A high ranking South African diplomat in Nigeria said Pretoria was concerned that Nigerian authorities were deliberately sabotaging South African companies ­- such as MTN - with the aim of kicking them out of the country.

The South African government was also worried that a perception had taken root in Nigeria and among Nigerians in South Africa that South Africans were hostile to Nigerians, and that law enforcement authorities were not dealing with attacks on Nigerians.

"There is a perception by Nigerians that South Africans don't love Nigerians. Even in the Nigerian Parliament the safety of Nigerians in the diaspora gets debated. It is a serious issue that we have," he said.

"The Nigerians need us and we need their market of 200 million people," he added.

The senior official said Nigerian officials were frustrating SA businesses. 

In October 2015, the Federal Government of Nigeria fined MTN $5.2 billion for failing to disconnect subscribers with unregistered and incomplete sim cards.

"What the Nigerians have since done is to come up with with mechanisms to frustrate South African can companies. The penalty against MTN was meant to make sure that they pack up their bags and leave.
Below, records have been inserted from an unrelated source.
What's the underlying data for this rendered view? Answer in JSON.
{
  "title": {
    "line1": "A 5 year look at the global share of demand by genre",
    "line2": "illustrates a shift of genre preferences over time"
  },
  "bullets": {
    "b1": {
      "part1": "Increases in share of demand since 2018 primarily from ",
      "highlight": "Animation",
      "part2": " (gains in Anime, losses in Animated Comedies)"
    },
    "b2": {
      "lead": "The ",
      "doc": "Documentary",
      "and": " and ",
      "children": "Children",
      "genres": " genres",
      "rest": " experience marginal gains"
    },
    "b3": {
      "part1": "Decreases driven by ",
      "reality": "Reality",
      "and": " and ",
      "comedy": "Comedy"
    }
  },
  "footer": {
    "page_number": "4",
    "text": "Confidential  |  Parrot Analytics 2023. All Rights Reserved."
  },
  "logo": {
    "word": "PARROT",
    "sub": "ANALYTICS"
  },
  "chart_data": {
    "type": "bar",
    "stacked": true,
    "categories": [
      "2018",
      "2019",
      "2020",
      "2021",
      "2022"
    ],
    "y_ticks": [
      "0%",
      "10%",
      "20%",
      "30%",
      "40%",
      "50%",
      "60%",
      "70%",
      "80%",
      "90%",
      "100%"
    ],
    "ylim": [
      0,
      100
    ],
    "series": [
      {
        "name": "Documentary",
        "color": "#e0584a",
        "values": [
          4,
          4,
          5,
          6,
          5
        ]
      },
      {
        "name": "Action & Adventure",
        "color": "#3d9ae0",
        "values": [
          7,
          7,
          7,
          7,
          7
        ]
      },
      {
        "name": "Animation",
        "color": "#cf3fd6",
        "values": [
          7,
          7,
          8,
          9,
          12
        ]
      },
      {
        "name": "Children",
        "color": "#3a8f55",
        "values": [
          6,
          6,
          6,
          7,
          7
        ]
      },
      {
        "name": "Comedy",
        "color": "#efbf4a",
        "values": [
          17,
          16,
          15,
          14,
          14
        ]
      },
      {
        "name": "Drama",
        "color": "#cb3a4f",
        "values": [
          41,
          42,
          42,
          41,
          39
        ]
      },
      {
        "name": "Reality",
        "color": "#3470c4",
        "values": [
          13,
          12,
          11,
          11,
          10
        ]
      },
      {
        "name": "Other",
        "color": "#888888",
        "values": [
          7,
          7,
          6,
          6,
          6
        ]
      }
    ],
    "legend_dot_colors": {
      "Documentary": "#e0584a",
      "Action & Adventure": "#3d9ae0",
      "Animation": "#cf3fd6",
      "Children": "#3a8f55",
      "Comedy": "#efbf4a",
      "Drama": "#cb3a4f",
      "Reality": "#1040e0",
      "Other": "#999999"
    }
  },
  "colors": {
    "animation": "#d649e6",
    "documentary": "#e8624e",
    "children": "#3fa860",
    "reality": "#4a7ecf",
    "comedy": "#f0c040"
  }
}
How do you explain the $5 billion?" he said.

"The fact that we don't have an ambassador in Nigeria is also another challenge," he added.
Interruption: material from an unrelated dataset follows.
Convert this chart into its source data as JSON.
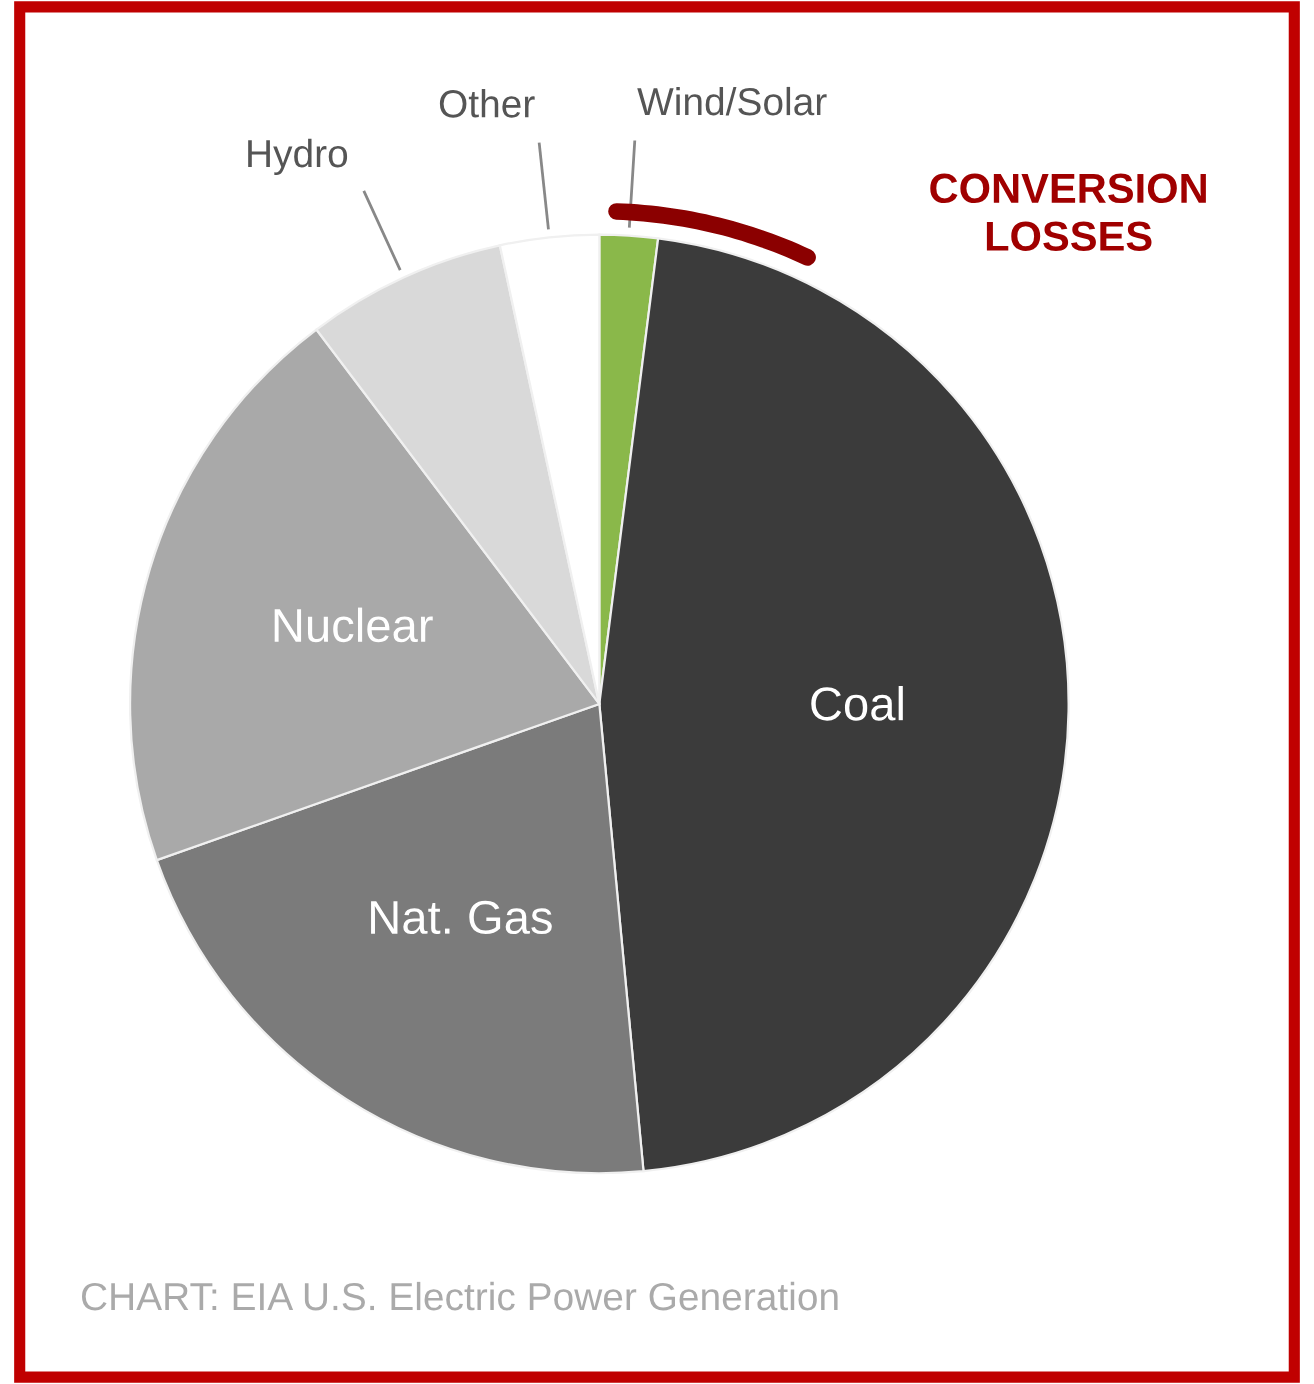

South African relations with Nigeria have been at a low since the days of former Nigerian president Olusegun Obasanjo, who ruled the country until 2007.

Former President Nelson Mandela had raised the ire of the Nigerian government when he challenged its former president Sani Abacha in the 1990s.

Police Minister Bheki Cele told journalists that it was not true that police targeted Nigerians.

Cele, who accompanied Ramaphosa, said they dealt with crime irrespective of a person's nationality.

Speaking earlier in Nigeria's capital, Abuja, Ramaphosa condemned xenophobic attacks on foreign nationals, and made an undertaking that one of the issues he will discuss with Buhari is the safety of Nigerians.

Ramaphosa, who also has Defence Minister Nosiviwe Mapisa Ngcakula and Energy Minister Jeff Radebe in his delegation, among others, said he wanted to see relations between Nigeria and South Africa improve "exponentially".

Earlier Ramaphosa participated in a panel discussion during the annual meeting of the African Export-Import Bank (Afreximbank) at the Hilton hotel in Abuja.

During the discussion, Ramaphosa had to field a difficult question from one of the Nigeria's investors, Uju Ifejika, an oil trader, who said she would not invest in South Africa because of attacks on Nigerians.

"The continent is looking at an agreement that will address the movement of people. We (South Africa) have become an oasis that has attracted a lot of people into our country and it gives rise to a number of challenges. One of the challenges that we are having to deal with as a country is safety and security of our people as a whole," Ramaphosa said.

"Yes, South Africans have been exposed to unsafe environments. They have been exposed to criminality and we have historically had a number of challenges in this regard. But to overlay on this, we have also had a huge challenge of unemployment, and people have tended to react in a way where they want to safeguard their interests and have expressed their fears and their concerns through xenophobic type attacks on other people," he said.

"Our government has been clear and strong on this. We will act against anyone who seeks to attack anybody on the basis of their race, their origin or the way they look. We are very clear on that...In terms of safety and security, our safety and security institutions are now taking serious action against people who resort to criminality. I have brought with me here ministers who deal with safety and security matters."

Ramaphosa reiterated that relations between the two powerful countries would have improved by the end of the visit.